In a new study, an international team of scientists led by Stefan Kraus of the University of Exeter, Great Britain, received valuable information that would solve an important scientific problem of one of the most popular theories of planetary formation.
One of the central problems of the theory of planetary formation from the substance of the gas-dust disk of a young star is the problem of forming pieces of material the size of an asteroid from gas and dust: according to calculations, small particles should move toward the parent star, reach it and be destroyed before they can coalesce and grow to the size of planetesimals.

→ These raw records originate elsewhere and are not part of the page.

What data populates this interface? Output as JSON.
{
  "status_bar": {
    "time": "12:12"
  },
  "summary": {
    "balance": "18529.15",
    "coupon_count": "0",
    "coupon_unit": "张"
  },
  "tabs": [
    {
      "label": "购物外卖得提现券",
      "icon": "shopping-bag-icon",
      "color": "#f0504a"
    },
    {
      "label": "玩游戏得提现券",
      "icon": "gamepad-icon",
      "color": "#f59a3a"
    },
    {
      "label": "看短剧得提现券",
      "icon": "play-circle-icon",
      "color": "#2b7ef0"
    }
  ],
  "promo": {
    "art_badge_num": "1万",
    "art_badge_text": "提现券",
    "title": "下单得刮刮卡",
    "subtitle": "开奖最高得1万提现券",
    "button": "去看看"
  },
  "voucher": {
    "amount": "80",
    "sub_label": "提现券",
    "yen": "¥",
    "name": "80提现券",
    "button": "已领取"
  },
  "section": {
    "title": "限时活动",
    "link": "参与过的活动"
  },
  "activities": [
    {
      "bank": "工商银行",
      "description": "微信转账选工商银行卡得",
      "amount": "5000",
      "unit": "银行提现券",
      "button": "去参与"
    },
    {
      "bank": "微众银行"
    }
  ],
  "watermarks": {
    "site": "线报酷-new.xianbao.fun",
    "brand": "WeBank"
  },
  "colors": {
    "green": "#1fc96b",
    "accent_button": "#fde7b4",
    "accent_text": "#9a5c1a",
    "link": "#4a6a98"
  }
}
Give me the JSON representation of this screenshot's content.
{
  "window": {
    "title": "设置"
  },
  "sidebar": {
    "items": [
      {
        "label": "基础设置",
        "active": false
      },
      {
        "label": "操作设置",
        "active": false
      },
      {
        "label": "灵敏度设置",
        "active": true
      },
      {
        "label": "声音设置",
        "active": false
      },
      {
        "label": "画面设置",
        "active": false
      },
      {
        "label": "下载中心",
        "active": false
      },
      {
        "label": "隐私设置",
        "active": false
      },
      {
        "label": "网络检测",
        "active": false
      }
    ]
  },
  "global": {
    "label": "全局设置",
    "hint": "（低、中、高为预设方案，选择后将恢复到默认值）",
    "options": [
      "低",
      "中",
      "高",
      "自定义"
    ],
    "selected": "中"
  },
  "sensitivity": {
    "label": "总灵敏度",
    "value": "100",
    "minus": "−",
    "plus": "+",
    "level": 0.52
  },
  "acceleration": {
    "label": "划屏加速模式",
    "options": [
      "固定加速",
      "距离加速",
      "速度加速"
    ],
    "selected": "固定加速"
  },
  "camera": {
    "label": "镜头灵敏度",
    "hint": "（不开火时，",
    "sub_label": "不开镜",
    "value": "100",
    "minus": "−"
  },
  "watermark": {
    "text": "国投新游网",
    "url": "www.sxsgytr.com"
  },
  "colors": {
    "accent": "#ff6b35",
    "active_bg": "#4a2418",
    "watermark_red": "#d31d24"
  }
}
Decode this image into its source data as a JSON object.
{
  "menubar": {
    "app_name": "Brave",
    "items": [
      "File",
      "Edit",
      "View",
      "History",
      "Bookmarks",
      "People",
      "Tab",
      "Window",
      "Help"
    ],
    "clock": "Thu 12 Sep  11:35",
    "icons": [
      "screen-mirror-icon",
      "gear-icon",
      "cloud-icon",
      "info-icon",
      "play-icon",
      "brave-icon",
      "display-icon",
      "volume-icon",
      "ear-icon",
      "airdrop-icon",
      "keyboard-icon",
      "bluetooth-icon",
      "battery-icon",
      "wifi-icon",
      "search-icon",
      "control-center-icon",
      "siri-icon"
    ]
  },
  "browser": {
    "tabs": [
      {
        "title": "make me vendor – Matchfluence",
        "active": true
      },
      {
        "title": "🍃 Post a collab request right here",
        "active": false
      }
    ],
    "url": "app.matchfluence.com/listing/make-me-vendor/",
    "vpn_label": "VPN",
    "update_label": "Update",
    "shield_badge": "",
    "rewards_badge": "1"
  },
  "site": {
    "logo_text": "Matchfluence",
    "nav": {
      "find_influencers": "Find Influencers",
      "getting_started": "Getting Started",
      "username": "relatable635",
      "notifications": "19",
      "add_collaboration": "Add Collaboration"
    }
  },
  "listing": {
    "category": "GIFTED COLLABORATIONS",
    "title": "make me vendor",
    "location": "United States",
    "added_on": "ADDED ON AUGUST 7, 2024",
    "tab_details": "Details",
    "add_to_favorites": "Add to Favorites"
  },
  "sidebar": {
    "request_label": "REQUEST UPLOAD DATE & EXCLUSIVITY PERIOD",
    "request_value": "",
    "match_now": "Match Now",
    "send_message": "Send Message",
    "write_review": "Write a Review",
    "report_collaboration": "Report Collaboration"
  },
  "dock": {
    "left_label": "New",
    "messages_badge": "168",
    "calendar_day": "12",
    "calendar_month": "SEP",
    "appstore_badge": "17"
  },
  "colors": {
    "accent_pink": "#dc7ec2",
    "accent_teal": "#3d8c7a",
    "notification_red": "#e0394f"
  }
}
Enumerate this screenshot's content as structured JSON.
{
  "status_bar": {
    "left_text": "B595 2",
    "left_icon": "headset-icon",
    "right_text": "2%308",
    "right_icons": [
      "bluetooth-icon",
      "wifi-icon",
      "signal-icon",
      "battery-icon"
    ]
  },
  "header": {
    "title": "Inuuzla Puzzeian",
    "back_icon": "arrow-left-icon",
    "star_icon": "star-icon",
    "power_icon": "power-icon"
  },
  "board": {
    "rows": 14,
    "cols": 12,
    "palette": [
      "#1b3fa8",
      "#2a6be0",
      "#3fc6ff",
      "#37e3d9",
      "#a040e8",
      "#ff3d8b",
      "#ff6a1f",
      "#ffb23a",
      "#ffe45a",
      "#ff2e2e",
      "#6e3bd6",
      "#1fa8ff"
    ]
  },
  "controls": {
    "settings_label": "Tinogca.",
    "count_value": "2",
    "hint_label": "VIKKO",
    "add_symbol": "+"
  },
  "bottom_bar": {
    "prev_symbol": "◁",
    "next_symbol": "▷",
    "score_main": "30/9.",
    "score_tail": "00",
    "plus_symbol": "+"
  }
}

In this new study, astronomers observed the star V1247 of Orion – a young, hot star surrounded by a dynamic ring of gas and dust. The team, using the ALMA radio observatory, obtained a detailed image of this star and the surrounding dust disk, which consists of two parts: the inner ring part and the crescent-shaped outer part (see photo).
The area between the “ring” and “crescent”, which is a dark strip, presumably repeats the trajectory of the movement of a young planet “carving out” a wide band in the disk of a young star. When the planet moves in orbit, areas of increased pressure are formed on both sides of it, similar to the formation of waves on either side of the ship going along the sea. In these areas of high pressure (so-called “dust traps”), in which dust and gas can be for many millions of years, large asteroids and planetesimals can form, Kraus and his team believe.